In this question, we are asked to convert the sets from roster form to set builder form. For that we need to find the common relation among the elements of the sets, so we will observe each element one by one. And we also require the range to write them in the set builder form.
(i). $A=\left\{ 1,\dfrac{1}{4},\dfrac{1}{9},\dfrac{1}{16},\dfrac{1}{25},\dfrac{1}{36},\dfrac{1}{49} \right\}$
Here we have been given set A. Now, to develop a relation, we will consider each of the terms in this set separately. So, we can write them as,
$\begin{align}
  & 1=\dfrac{1}{{{\left( 1 \right)}^{2}}} \\
 & \dfrac{1}{4}=\dfrac{1}{{{\left( 2 \right)}^{2}}} \\
 & \dfrac{1}{9}=\dfrac{1}{{{\left( 3 \right)}^{2}}} \\
 & \dfrac{1}{16}=\dfrac{1}{{{\left( 4 \right)}^{2}}} \\
 & \dfrac{1}{25}=\dfrac{1}{{{\left( 5 \right)}^{2}}} \\
 & \dfrac{1}{36}=\dfrac{1}{{{\left( 6 \right)}^{2}}} \\
 & \dfrac{1}{49}=\dfrac{1}{{{\left( 7 \right)}^{2}}} \\
\end{align}$
Here, we can see that there is a common nature among all the elements of the set A, that is they are reciprocal of the squares of natural numbers. Also, we can write them as, $x=\dfrac{1}{{{n}^{2}}}$. Now, if we look at the range, then we see that the first element has n = 1 and the last element has n = 7. So, we can say, $1\le n\le 7$.
Hence, we can write the set A as, $\left\{ x:x=\dfrac{1}{{{n}^{2}}},1\le n\le 7 \right\}$.

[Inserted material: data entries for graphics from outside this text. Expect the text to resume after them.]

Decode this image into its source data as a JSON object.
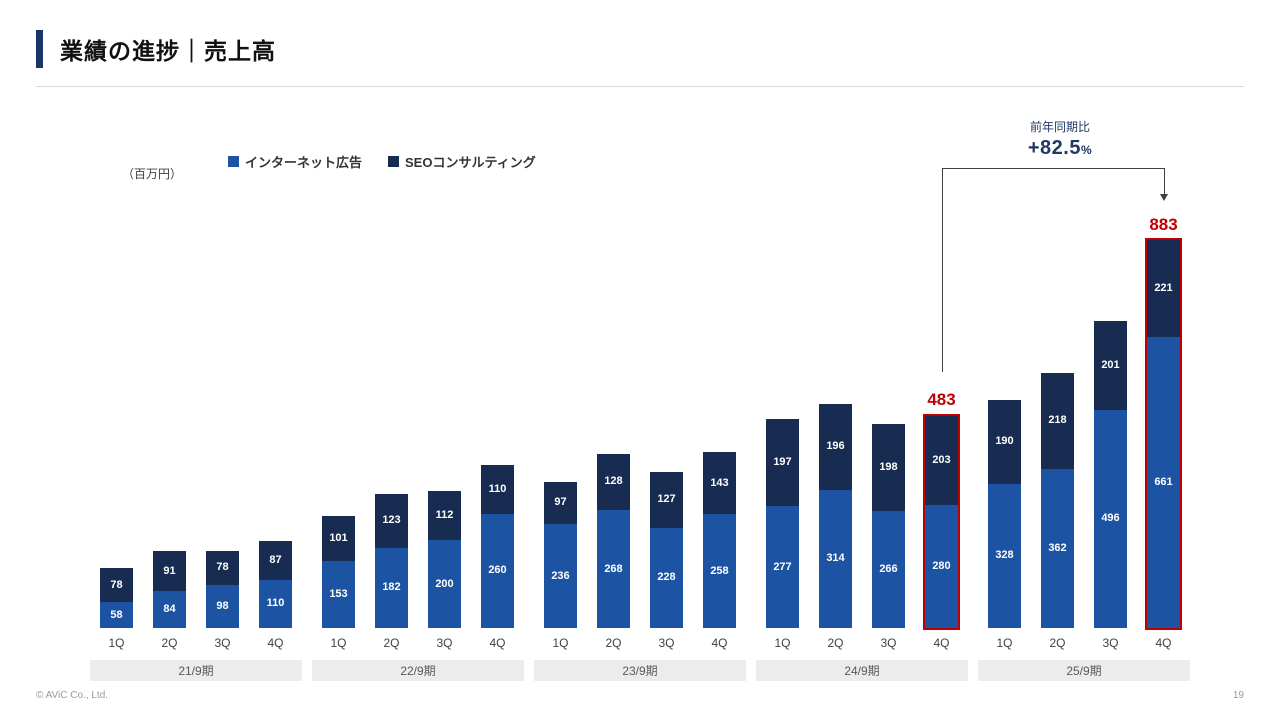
{
  "slide": {
    "title": "業績の進捗｜売上高",
    "unit_label": "（百万円）",
    "footer": "© AViC Co., Ltd.",
    "page_number": "19"
  },
  "annotation": {
    "line1": "前年同期比",
    "value": "+82.5",
    "percent_sign": "%"
  },
  "chart_data": {
    "type": "bar",
    "stacked": true,
    "title": "売上高",
    "unit": "百万円",
    "quarter_labels": [
      "1Q",
      "2Q",
      "3Q",
      "4Q"
    ],
    "period_labels": [
      "21/9期",
      "22/9期",
      "23/9期",
      "24/9期",
      "25/9期"
    ],
    "series": [
      {
        "name": "インターネット広告",
        "color": "#1d53a3",
        "values": [
          58,
          84,
          98,
          110,
          153,
          182,
          200,
          260,
          236,
          268,
          228,
          258,
          277,
          314,
          266,
          280,
          328,
          362,
          496,
          661
        ]
      },
      {
        "name": "SEOコンサルティング",
        "color": "#182c52",
        "values": [
          78,
          91,
          78,
          87,
          101,
          123,
          112,
          110,
          97,
          128,
          127,
          143,
          197,
          196,
          198,
          203,
          190,
          218,
          201,
          221
        ]
      }
    ],
    "highlighted_bars": [
      15,
      19
    ],
    "highlight_totals": {
      "15": "483",
      "19": "883"
    },
    "highlight_color": "#c00000",
    "yoy_growth": "+82.5%",
    "legend_position": "top",
    "grid": false,
    "ylim": [
      0,
      950
    ]
  }
}
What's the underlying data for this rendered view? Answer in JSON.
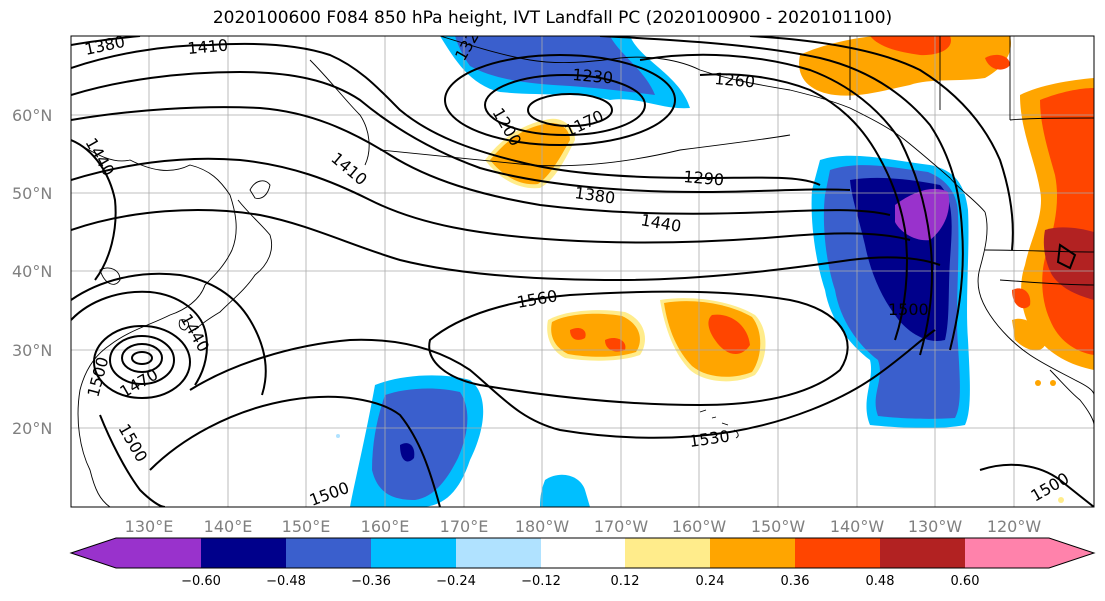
{
  "title": "2020100600 F084 850 hPa height, IVT Landfall PC (2020100900 - 2020101100)",
  "map": {
    "lat_labels": [
      "20°N",
      "30°N",
      "40°N",
      "50°N",
      "60°N"
    ],
    "lon_labels": [
      "130°E",
      "140°E",
      "150°E",
      "160°E",
      "170°E",
      "180°W",
      "170°W",
      "160°W",
      "150°W",
      "140°W",
      "130°W",
      "120°W"
    ],
    "contour_labels": [
      "1380",
      "1410",
      "1320",
      "1230",
      "1260",
      "1170",
      "1200",
      "1440",
      "1410",
      "1290",
      "1380",
      "1440",
      "1560",
      "1500",
      "1440",
      "1470",
      "1500",
      "1500",
      "1530",
      "1500",
      "1500",
      "1560"
    ],
    "colors": {
      "purple": "#9932CC",
      "navy": "#00008B",
      "royal": "#3A5FCD",
      "deepsky": "#00BFFF",
      "lightblue": "#B0E2FF",
      "white": "#FFFFFF",
      "khaki": "#FFEC8B",
      "orange": "#FFA500",
      "orangered": "#FF4500",
      "firebrick": "#B22222",
      "pink": "#FF82AB"
    }
  },
  "colorbar": {
    "ticks": [
      "−0.60",
      "−0.48",
      "−0.36",
      "−0.24",
      "−0.12",
      "0.12",
      "0.24",
      "0.36",
      "0.48",
      "0.60"
    ],
    "colors": [
      "#9932CC",
      "#00008B",
      "#3A5FCD",
      "#00BFFF",
      "#B0E2FF",
      "#FFFFFF",
      "#FFEC8B",
      "#FFA500",
      "#FF4500",
      "#B22222",
      "#FF82AB"
    ]
  }
}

(ii). $B=\left\{ \dfrac{1}{2},\dfrac{2}{5},\dfrac{3}{10},\dfrac{4}{17},\dfrac{5}{26},\dfrac{6}{37},\dfrac{7}{50} \right\}$
Now, we will consider each element of the given set one by one to develop a relation among them. So, we can write them as,
$\begin{align}
  & \dfrac{1}{2}=\dfrac{\left( 1 \right)}{{{\left( 1 \right)}^{2}}+1} \\
 & \dfrac{2}{5}=\dfrac{\left( 2 \right)}{{{\left( 2 \right)}^{2}}+1} \\
 & \dfrac{3}{10}=\dfrac{\left( 3 \right)}{{{\left( 3 \right)}^{2}}+1} \\
 & \dfrac{4}{17}=\dfrac{\left( 4 \right)}{{{\left( 4 \right)}^{2}}+1} \\
 & \dfrac{5}{26}=\dfrac{\left( 5 \right)}{{{\left( 5 \right)}^{2}}+1} \\
 & \dfrac{6}{37}=\dfrac{\left( 6 \right)}{{{\left( 6 \right)}^{2}}+1} \\
 & \dfrac{7}{50}=\dfrac{\left( 7 \right)}{{{\left( 7 \right)}^{2}}+1} \\
\end{align}$
We can see a common nature among the elements of set B, that is they can be expressed as $x=\dfrac{n}{{{\left( n \right)}^{2}}+1}$. If we consider the range, then the first element has n = 1 and the last element has n = 7. So, we can say the range is $1\le n\le 7$.
Hence, we write set B as, $\left\{ x:x=\dfrac{n}{{{\left( n \right)}^{2}}+1},1\le n\le 7 \right\}$.

Note: We need to remember to develop a common relation between all the elements of the sets, while converting from roster to set builder form. The other thing that one should remember is that set builder form is always represented as, {f(x) : some relation, range}. We have an alternate way to represent set A given in the question, which is, {x : x is the reciprocal of the squares of natural numbers ranging from 1 to 7}.